In casa Fratelli d’Italia cresce l’attesa per il voto del 25 settembre prossimo. I sondaggi danno il partito di Giorgia Meloni in testa, col vento in poppa verso la vittoria e il pensiero è già rivolto a Palazzo Chigi. E, contestualmente, alla composizione della rappresentanza parlamentare che, calcolatrice alla mano, nonostante il taglio imposto vedrà quantomeno triplicati l’attuale numero di deputati e senatori. La parola d’ordine è “serietà”: nella scelta dei candidati (nessuno spazio a nostalgici del Ventennio e a personaggi pittoreschi del vecchio circo Barnum della destra), nella propaganda elettorale che deve essere sobria e misurata (“evitare di fare promesse che non si è in grado di mantenere”), nelle relazioni con i vari livelli istituzionali. E proprio su quest’ultimo punto l’attenzione della Capa è massima, quasi ossessiva riferiscono fonti di via della Scrofa. “Dobbiamo essere rassicuranti”, è l’ordine impartito a tutta la gerarchia del partito: niente colpi di testa, smargiassate, dichiarazioni scomposte. La posta in gioco è troppo importante e lei sa che l’occasione di governare il Paese potrebbe essere unica e irripetibile. Vanno vinti pregiudizi, superate resistenze (interne e internazionali), evitati trappoloni e inciampi. “Voglio soldati in parlamento e scienziati al governo” avrebbe sintetizzato così con il suo cerchio “maggico” le disposizioni inderogabili.
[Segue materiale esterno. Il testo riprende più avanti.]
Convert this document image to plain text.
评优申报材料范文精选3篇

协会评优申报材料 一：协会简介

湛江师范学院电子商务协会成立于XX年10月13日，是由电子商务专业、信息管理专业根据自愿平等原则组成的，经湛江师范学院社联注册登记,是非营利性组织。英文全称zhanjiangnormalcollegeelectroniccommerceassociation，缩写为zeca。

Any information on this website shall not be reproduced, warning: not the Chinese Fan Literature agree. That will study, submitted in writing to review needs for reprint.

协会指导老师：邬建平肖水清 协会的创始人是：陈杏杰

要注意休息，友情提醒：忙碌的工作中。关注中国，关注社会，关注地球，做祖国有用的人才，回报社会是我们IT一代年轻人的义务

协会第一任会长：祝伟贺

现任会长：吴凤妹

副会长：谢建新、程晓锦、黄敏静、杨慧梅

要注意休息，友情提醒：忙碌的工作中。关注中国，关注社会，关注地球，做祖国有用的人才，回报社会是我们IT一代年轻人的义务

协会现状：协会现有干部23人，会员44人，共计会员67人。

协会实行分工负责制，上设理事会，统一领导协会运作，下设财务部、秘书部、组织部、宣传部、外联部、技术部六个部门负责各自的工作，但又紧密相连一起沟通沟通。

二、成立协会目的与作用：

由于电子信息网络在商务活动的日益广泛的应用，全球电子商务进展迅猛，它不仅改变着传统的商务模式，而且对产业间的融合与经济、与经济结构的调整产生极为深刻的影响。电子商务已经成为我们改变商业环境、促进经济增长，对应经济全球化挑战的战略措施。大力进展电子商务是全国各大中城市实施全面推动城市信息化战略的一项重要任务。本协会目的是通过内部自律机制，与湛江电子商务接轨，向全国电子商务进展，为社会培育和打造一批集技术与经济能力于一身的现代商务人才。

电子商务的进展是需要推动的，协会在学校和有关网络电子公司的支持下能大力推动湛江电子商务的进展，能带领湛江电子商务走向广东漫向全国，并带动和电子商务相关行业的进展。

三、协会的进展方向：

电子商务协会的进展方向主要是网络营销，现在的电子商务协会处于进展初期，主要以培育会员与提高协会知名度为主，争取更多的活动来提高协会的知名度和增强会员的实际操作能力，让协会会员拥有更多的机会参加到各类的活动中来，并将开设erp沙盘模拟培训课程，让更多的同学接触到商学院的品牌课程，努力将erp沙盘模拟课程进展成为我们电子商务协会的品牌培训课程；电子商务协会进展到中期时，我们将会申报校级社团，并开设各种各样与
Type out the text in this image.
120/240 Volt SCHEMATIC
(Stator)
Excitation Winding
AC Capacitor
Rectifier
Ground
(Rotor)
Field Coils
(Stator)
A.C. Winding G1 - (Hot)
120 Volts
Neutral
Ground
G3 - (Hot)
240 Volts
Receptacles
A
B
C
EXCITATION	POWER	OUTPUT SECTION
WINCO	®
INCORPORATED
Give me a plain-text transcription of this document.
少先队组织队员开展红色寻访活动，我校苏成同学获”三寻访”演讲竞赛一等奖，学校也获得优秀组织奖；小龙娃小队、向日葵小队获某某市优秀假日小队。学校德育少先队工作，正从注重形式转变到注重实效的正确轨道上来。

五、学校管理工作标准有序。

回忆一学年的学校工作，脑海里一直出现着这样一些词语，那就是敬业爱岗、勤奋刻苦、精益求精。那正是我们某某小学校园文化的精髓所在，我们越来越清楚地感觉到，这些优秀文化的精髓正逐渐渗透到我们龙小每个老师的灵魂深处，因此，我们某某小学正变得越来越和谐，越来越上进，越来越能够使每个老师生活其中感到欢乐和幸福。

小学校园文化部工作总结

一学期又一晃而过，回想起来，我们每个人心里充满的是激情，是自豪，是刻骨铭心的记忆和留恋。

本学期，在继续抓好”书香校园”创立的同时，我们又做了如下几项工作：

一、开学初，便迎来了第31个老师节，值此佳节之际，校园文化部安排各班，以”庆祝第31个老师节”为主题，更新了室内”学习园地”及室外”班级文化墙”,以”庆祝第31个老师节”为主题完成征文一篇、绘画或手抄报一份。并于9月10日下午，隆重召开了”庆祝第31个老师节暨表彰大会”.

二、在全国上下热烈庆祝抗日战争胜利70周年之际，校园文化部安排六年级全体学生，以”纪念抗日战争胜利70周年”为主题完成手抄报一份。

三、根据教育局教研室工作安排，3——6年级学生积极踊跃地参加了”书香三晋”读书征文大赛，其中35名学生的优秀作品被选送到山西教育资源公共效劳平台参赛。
L’obiettivo va coltivato con prudenza e determinazione, al punto che la leader di FdI, proprio in questi giorni di calura, mentre il suo compare di coalizione ha vestito nuovamente i panni di Capitan Fracassa, ha iniziato una ricognizione ad ampio raggio nei meandri dei poteri forti, tra i boiardi di Stato, in quel deep state che è stato spesso origine e causa delle fortune e delle disgrazie di tanti politici. Un lavoro paziente e sotterraneo che però pare stia iniziando a portare i primi risultati se è vero, come riferiscono rumors dei Palazzi romani, la Meloni abbia in testa qualche primo nome del futuribile governo.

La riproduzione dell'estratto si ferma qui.